Case Manager #3 said a short while after she spoke with Case Manager #2, she was paged to the ED Waiting Room where she encountered Patient #1, two EMTs, one of Patient #1's sons, and another of Patient #1's sisters (Sister B). Case Manager #3 the Family indicated Patient #1 should not have been discharged and that Patient #1 was supposed to be admitted to the psychiatric service at Hospital #2 (another Hospital System campus) once his/her medical issues were cleared up.

The Surveyor interviewed Sister B at 12:45 P.M. on 4/26/13. Sister B said Patient #1 should not have been discharged from the Hospital on 3/30/13. Sister B said Patient #1 was lethargic, could barely walk and could not think clearly.

Case Manager #3 said she told the Family Patient #1 was deemed safe for discharge and that their current options were to go through ED Triage or to take Patient #1 to the ED at Hospital #2 where the Hospital System's psychiatric services were located. Case Manager #3 said Patient #1 was alert, but did not participate in the conversation. Case Manager #3 said she believed Patient #1 was taken to the ED at Hospital #2. Case Manager #3 said she was not sure how Patient #1 was transported to Hospital #2.

Sister B said she transported Patient #1 to Hospital #2.
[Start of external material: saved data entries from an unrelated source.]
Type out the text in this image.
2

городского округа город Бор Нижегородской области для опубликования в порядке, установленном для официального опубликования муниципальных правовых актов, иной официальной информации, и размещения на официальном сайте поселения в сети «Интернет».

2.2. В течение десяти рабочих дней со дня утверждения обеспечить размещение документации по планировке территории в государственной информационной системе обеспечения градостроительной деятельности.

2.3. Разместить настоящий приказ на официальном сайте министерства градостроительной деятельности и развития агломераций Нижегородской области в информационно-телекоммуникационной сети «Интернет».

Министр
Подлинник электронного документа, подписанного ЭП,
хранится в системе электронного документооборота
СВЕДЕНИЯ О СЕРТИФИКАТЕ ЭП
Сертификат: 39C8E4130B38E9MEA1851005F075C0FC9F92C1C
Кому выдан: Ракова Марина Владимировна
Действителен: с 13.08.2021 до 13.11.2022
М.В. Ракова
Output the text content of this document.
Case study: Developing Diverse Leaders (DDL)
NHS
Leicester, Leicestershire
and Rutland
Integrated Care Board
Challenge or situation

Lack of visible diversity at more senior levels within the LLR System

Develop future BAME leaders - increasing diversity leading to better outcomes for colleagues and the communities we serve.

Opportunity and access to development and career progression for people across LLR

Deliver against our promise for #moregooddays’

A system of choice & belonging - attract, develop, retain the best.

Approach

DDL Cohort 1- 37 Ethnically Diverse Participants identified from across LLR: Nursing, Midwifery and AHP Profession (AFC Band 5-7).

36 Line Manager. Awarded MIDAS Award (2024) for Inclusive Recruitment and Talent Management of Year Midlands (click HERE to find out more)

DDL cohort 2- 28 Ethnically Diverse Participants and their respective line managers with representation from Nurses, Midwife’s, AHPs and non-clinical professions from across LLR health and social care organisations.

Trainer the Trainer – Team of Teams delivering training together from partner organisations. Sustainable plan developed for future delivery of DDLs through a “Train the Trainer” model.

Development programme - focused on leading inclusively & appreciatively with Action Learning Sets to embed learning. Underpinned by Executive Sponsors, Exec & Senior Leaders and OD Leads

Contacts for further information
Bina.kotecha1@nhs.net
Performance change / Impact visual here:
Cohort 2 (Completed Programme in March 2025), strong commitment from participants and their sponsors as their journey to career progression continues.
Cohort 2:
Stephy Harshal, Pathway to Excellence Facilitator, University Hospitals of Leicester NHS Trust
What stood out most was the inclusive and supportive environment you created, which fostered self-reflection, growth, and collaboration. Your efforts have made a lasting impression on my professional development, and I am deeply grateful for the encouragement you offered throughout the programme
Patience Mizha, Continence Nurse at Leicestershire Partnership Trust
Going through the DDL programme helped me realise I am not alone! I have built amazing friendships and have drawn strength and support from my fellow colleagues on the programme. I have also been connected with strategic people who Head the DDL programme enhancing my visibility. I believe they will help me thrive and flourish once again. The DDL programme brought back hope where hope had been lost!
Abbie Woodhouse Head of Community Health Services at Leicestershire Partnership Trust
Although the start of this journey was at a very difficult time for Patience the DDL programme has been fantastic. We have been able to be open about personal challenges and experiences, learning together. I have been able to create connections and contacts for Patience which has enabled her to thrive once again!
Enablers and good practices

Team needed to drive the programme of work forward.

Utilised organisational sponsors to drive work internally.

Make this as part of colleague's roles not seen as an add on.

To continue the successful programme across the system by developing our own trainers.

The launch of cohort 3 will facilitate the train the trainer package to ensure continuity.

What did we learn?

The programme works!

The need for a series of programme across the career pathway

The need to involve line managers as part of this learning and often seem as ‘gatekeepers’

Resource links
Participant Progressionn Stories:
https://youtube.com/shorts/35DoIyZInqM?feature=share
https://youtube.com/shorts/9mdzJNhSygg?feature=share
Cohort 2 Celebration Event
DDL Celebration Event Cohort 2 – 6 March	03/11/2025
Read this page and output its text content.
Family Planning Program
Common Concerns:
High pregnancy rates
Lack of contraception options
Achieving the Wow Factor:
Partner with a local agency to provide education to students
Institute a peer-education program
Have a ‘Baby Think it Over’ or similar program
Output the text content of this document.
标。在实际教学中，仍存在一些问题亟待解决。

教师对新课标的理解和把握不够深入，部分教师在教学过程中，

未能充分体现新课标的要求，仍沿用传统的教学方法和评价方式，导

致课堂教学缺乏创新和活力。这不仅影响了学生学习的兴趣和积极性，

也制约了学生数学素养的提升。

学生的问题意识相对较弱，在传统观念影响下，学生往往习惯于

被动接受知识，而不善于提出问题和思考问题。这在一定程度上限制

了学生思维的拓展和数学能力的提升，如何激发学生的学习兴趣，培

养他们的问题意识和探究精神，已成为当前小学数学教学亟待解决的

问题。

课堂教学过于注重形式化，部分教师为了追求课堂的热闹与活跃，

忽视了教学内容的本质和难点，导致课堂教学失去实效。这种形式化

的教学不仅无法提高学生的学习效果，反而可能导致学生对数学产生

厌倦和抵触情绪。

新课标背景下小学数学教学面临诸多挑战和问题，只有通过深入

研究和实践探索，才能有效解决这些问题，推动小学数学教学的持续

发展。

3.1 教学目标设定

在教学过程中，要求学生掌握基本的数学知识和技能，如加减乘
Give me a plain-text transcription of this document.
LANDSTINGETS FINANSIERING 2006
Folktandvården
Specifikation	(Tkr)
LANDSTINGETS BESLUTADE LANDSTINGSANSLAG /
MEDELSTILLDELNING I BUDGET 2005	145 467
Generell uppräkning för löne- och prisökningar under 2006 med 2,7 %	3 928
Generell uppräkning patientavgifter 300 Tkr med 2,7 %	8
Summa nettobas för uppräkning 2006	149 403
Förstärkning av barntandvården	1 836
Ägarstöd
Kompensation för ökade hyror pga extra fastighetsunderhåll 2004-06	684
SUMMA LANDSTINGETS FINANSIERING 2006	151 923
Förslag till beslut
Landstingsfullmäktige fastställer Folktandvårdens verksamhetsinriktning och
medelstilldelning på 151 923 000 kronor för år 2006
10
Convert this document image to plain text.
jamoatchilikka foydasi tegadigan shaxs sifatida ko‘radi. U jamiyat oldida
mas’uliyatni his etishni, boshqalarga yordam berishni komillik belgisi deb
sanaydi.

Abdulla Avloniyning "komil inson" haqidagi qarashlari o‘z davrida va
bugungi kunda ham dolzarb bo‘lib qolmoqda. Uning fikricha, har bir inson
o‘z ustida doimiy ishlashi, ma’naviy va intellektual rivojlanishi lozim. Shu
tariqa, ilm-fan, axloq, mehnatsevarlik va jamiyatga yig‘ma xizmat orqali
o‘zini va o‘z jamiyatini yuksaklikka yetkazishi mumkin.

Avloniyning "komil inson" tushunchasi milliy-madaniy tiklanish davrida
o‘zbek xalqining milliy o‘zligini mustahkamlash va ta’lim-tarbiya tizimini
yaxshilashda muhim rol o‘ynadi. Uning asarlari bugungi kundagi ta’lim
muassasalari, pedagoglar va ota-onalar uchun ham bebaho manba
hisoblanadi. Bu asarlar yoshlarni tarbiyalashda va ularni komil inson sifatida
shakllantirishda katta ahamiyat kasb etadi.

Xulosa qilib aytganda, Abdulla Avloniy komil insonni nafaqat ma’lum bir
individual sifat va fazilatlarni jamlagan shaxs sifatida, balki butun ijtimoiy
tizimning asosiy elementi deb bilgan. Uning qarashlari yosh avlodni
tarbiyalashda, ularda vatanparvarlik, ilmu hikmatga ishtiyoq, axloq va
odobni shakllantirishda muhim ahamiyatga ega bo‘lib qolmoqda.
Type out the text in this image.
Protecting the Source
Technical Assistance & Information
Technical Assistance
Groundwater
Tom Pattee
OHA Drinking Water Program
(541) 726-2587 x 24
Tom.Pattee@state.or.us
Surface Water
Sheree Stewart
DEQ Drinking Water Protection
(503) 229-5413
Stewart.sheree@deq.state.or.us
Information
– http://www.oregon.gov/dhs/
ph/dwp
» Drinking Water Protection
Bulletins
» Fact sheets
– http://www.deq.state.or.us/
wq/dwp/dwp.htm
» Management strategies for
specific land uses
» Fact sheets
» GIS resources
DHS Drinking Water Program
Patient #1 did not receive a MSE prior to being directed to Hospital #2.

2.) The Hospital's Medical Staff Bylaws, Rules and Regulations did not specify the individuals qualified to conduct MSEs.

The Surveyor interviewed the Hospital's ED Medical Director at 11:55 A.M. on 5/23/13. The ED Medical Director said MSEs are performed by ED Physicians and Obstetricians.